Internal knowledge search automation cuts time-to-answer from 20 minutes to 2 minutes for law firms. It is AI-driven retrieval that surfaces sourced answers from iManage, NetDocuments, and SharePoint so attorneys spend their time on billable work, not hunting through document management systems.

Our workflow automation guides cover similar use cases across legal services and regulated industries.

What this workflow looks like before automation

Today, finding a reliable answer inside a law firm means moving through at least five steps across multiple platforms. Here is what a typical associate or paralegal does when a knowledge question comes up:

  1. Ask a colleague (5 to 10 min): The first move is usually a Teams message or a walk to a senior associate's office. If that person is on a call, in court, or in a client meeting, the question sits unanswered until they resurface.
  2. Search iManage or NetDocuments (5 to 8 min): The associate searches the firm's document management system. Both platforms surface documents, not answers. The attorney opens three or four files and reads to find the relevant passage or precedent.
  3. Search the SharePoint wiki (3 to 5 min): If the firm maintains an internal knowledge base on SharePoint, a second search happens there. SharePoint's native search ranks results by recency rather than relevance to the legal question being asked.
  4. Read multiple documents (5 to 10 min): The associate reads through memo files, past briefs, or engagement letters to locate the relevant clause, date, or ruling.
  5. Synthesize and confirm (2 to 5 min): The associate summarizes what they found and checks with a partner before acting, because documents spanning multiple matter files often conflict with each other.

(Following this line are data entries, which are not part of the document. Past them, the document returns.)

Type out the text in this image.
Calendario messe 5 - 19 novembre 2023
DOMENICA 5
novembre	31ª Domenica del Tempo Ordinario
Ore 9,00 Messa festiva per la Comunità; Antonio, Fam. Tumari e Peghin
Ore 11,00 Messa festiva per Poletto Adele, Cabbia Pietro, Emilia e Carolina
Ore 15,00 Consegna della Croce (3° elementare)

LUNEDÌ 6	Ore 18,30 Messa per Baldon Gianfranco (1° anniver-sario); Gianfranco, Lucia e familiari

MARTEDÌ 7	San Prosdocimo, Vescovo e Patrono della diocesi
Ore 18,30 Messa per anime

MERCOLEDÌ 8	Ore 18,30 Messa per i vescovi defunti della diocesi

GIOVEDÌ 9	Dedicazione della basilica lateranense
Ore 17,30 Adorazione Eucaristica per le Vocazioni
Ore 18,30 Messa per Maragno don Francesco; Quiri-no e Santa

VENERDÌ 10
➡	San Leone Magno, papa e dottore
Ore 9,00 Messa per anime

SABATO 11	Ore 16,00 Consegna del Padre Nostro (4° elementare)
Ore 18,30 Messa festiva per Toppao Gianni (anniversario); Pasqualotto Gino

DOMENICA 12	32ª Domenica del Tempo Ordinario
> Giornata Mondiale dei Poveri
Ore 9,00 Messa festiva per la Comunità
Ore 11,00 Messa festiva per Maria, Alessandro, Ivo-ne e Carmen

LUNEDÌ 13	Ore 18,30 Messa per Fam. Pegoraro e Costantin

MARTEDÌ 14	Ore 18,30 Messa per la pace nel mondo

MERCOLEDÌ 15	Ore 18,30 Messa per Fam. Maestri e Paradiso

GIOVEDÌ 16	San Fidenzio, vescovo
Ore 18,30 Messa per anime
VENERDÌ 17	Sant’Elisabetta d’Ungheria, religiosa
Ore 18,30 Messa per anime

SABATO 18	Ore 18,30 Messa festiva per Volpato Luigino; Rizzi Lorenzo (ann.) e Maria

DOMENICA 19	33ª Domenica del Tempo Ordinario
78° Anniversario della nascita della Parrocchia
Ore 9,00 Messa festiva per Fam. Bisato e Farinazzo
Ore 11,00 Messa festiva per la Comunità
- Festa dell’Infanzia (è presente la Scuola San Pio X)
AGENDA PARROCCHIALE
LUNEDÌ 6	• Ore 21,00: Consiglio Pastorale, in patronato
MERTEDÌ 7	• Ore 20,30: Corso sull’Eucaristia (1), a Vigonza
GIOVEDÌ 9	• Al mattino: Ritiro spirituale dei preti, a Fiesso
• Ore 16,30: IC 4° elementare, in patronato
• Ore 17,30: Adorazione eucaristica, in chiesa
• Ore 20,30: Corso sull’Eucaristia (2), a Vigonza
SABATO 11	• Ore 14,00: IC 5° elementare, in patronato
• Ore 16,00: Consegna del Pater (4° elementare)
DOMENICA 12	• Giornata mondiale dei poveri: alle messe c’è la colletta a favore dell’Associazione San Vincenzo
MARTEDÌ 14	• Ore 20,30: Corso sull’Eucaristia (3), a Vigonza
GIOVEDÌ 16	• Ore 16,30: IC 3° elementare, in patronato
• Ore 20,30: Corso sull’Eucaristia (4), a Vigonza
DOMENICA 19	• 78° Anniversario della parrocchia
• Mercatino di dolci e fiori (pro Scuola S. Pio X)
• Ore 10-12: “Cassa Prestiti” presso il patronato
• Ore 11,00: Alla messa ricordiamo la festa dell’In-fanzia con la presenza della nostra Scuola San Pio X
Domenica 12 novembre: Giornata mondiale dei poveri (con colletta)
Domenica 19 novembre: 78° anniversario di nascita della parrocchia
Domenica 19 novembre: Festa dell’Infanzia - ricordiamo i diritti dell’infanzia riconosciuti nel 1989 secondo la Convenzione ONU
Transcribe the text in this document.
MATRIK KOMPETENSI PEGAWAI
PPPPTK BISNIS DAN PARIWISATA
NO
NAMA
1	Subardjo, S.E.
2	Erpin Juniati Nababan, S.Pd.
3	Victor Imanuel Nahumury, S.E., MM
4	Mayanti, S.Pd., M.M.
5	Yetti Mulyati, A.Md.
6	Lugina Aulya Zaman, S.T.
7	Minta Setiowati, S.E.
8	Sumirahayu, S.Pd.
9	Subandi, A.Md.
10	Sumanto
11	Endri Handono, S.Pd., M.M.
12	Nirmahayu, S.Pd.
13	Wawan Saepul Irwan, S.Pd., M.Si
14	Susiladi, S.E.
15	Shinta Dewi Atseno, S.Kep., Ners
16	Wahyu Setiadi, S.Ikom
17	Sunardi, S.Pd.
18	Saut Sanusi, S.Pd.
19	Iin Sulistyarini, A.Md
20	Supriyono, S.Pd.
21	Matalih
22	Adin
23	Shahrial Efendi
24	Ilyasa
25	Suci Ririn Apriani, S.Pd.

Total time per query: 20 to 38 minutes. At a blended associate-paralegal rate of $175 per hour, each internal knowledge query costs $58 to $110 in staff time that never appears on a client invoice. A mid-size firm fielding 15 to 20 queries per day burns $870 to $2,200 daily on this task alone. The deeper issue is one the firm already recognizes: critical knowledge sits in partners' heads. Junior staff cannot act without confirmation, so partners get pulled off client work repeatedly on questions they have already answered elsewhere.

What the automated version looks like

The automated version replaces the five-step manual process with a single conversational query that returns a sourced answer in under two minutes. Here is the step-by-step flow:

  1. Attorney or paralegal submits a question in plain English through a Copilot Studio chat interface embedded in Microsoft Teams or the firm intranet. No special search syntax required.
  2. Azure AI Search fans out the query across connected sources: iManage or NetDocuments via secure connector, SharePoint, and any internal wiki or knowledge base. Retrieval is permission-aware from the start.
  3. Microsoft Graph resolves identity and permissions. Graph confirms which matters, client files, and practice-area libraries the requesting user is authorized to access. A paralegal on the litigation team does not receive results from M&A deal files.
  4. The AI agent synthesizes an answer with inline citations pointing to the specific iManage or NetDocuments file, page, and date. The attorney sees exactly where the answer came from before deciding whether to act on it.
  5. HITL checkpoint (sensitive topics): If the query touches a pre-flagged area (active litigation, ethics complaints, malpractice matters, or any topic the firm has marked for review), the system routes the query to a designated supervising attorney rather than returning an automated response. This is a hard escalation path built into the Copilot Studio agent, not an optional setting.
  6. HITL checkpoint (conflicting sources): When Azure AI Search returns documents that contradict each other, the agent flags the conflict and surfaces both versions with their source citations rather than resolving the conflict automatically. A human determines which version governs before the answer is delivered.
  7. Attorney receives the sourced answer with direct links to source documents in iManage or NetDocuments for independent verification before acting.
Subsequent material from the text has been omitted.